Biometric-enhanced passports and other machine readable travel documents (MRTDs) will enable rapid comparison, either one-to-one with the person and document, or one-to-many using a database to positively identify an individual, the International Civil Aviation Organization (ICAO) said.
According to ICAO, the added technology will mean travellers can more speedily go through airport controls. It will also increase aviation security as well as enable authorities to detect those travelling under stolen passports. In addition, the blueprint will assist its 188 Member States to implement a worldwide, standardized system of identity confirmation.
“I encourage all Member States to cooperate fully in the implementation of this global identification framework that can significantly enhance public confidence in air travel security, encourage people to fly in greater numbers, and expedite the flow of passengers through airports,” said the President of the ICAO Council, Assad Kotaite.

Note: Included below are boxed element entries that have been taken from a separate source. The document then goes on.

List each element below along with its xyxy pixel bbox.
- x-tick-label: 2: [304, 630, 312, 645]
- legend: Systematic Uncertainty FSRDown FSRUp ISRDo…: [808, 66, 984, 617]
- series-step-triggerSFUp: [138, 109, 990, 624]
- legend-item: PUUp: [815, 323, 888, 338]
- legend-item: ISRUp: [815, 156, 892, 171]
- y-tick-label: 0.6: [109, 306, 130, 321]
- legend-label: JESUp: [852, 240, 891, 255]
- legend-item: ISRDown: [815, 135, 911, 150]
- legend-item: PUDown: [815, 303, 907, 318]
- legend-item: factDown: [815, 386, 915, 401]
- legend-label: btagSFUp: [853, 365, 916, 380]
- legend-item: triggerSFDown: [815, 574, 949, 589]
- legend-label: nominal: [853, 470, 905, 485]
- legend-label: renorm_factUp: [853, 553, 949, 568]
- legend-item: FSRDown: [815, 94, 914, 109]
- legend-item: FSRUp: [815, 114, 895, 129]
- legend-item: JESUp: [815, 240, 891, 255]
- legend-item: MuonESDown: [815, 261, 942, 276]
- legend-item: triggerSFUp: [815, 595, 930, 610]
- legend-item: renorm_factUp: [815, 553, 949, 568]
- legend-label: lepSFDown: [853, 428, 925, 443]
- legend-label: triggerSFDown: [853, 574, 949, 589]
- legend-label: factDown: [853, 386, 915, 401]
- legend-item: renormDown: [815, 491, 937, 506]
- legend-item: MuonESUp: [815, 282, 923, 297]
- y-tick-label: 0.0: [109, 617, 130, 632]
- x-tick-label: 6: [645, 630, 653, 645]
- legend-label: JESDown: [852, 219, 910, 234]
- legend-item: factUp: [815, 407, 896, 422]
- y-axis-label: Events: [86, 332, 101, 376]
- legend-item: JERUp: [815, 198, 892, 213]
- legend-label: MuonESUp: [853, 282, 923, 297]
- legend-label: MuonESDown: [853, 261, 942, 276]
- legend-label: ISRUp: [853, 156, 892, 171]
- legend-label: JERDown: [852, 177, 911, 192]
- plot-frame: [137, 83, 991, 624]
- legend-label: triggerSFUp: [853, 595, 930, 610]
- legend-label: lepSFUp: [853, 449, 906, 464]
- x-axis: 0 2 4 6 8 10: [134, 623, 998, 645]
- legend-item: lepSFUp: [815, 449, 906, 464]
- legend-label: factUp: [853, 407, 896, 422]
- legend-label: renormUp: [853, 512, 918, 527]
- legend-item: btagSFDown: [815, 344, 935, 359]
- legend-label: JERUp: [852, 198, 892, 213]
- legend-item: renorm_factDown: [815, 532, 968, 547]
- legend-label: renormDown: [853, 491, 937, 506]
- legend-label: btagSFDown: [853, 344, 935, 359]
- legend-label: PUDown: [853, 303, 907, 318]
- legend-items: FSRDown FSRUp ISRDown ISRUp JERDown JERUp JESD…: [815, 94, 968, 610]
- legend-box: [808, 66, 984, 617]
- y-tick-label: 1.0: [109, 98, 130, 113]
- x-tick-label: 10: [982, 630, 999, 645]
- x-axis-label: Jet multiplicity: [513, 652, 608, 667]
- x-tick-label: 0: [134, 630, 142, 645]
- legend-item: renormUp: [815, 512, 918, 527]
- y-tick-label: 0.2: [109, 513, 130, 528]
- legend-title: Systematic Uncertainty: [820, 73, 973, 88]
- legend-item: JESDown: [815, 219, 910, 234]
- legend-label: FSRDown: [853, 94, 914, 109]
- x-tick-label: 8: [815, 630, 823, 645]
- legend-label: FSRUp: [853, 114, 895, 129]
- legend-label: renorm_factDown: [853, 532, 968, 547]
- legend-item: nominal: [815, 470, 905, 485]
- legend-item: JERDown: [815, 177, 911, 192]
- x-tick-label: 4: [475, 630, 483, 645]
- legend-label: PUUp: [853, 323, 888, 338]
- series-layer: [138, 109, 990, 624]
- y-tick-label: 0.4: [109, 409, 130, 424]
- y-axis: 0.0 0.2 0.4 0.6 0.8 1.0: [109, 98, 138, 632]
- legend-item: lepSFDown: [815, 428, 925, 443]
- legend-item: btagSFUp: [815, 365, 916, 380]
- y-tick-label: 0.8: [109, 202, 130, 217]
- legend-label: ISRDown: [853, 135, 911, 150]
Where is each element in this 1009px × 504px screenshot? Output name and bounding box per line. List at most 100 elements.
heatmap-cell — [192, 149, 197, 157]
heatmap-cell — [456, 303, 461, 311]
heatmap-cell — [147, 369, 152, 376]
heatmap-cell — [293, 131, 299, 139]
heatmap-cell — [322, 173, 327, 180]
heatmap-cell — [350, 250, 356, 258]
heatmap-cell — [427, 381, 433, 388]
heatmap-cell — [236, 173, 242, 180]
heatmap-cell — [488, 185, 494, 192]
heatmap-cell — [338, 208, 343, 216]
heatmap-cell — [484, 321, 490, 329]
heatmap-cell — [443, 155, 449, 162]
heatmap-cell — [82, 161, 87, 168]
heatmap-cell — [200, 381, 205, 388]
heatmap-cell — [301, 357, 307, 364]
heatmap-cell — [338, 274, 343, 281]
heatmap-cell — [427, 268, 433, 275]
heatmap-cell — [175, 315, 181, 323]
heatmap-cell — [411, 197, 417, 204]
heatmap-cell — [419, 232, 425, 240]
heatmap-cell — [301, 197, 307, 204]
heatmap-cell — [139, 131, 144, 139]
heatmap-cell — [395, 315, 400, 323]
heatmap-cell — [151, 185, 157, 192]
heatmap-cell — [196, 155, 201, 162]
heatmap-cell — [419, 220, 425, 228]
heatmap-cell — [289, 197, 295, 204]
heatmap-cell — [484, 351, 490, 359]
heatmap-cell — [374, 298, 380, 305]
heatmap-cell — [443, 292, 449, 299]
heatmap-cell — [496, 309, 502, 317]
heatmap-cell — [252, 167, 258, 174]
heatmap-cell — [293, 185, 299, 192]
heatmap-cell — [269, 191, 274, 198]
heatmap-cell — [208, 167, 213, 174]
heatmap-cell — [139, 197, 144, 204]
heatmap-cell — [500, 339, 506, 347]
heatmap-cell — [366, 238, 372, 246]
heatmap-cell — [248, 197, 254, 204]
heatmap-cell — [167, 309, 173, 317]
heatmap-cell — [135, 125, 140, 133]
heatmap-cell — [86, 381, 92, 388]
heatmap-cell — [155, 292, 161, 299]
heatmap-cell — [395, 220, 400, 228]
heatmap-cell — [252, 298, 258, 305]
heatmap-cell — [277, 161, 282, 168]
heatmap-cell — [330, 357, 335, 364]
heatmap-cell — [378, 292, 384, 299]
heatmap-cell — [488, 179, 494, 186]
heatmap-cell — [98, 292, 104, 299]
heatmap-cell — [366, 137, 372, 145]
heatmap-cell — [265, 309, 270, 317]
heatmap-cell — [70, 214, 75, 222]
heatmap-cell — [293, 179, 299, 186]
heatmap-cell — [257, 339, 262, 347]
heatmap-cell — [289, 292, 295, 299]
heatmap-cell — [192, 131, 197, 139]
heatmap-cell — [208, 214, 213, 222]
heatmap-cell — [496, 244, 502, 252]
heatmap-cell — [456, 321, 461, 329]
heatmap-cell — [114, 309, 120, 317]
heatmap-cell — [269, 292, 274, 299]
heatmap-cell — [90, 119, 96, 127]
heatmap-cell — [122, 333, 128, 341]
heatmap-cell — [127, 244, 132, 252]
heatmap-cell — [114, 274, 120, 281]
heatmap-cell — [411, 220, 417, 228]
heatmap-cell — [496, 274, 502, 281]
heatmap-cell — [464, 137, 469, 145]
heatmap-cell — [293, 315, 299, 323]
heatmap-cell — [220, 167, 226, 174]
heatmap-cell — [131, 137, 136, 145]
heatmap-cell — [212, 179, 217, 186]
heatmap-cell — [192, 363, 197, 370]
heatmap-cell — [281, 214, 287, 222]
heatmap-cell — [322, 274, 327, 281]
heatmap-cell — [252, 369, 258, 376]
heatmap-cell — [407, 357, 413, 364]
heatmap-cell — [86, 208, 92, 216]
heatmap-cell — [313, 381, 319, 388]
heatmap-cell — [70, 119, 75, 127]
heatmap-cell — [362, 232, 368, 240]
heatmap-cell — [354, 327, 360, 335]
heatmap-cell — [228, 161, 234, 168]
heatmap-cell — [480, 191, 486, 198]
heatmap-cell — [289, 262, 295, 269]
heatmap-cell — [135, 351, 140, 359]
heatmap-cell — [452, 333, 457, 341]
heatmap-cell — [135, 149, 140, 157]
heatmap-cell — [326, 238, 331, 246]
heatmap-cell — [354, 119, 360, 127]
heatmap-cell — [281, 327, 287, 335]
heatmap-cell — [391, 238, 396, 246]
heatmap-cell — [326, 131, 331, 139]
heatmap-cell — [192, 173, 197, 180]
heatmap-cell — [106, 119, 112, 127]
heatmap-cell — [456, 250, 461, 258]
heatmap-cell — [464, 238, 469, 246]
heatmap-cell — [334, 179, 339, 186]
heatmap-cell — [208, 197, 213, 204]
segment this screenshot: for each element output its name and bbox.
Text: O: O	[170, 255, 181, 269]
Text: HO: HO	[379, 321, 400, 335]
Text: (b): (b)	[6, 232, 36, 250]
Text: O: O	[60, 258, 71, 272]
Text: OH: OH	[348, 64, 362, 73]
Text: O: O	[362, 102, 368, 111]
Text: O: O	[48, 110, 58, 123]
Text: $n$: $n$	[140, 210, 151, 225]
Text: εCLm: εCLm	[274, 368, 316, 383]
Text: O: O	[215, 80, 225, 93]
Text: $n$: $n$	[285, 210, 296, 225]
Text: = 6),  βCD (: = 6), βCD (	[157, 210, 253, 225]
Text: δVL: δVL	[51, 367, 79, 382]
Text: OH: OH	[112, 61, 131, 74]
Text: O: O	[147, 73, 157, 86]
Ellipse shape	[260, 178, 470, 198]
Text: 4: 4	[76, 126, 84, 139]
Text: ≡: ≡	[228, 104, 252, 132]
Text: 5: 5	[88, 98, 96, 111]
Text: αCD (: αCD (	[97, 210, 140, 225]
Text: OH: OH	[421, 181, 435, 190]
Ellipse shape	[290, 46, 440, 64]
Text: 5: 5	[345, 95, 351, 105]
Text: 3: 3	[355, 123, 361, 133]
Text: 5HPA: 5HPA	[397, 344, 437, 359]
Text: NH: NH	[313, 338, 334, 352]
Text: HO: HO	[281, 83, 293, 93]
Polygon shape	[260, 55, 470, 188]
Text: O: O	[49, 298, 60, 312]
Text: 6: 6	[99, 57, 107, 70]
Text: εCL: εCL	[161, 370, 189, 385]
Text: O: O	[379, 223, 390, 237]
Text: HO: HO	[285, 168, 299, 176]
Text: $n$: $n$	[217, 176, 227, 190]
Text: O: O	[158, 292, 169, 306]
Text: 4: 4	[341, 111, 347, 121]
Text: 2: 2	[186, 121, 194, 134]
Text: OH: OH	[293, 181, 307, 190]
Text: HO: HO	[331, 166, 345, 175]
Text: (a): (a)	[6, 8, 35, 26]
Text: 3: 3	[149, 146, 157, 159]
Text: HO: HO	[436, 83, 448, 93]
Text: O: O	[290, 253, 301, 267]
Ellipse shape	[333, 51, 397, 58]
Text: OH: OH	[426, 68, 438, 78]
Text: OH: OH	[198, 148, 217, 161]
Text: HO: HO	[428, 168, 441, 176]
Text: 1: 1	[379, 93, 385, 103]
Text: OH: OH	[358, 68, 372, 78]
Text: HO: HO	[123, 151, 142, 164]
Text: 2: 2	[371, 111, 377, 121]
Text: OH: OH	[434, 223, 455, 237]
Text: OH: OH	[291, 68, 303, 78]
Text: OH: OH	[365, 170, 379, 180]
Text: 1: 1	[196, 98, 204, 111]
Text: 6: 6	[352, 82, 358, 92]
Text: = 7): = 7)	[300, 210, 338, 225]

ICAO said countries would have the option of using one or two secondary biometrics to supplement facial recognition for personal identification. In a comprehensive analysis of various available biometrics, the face rated highest in terms of compatibility with key operational considerations, followed by fingers and eyes.
Border control authorities and airline staff at airports have long used the face to confirm identity with a document photo. Facial recognition technology automates this process, using a camera to capture the image of the face, while a computer validates facial characteristics.
ICAO has led the development of biometric-enhanced MRTDs since 1997, in close collaboration with the air transport industry and the International Organization for Standardization (ISO).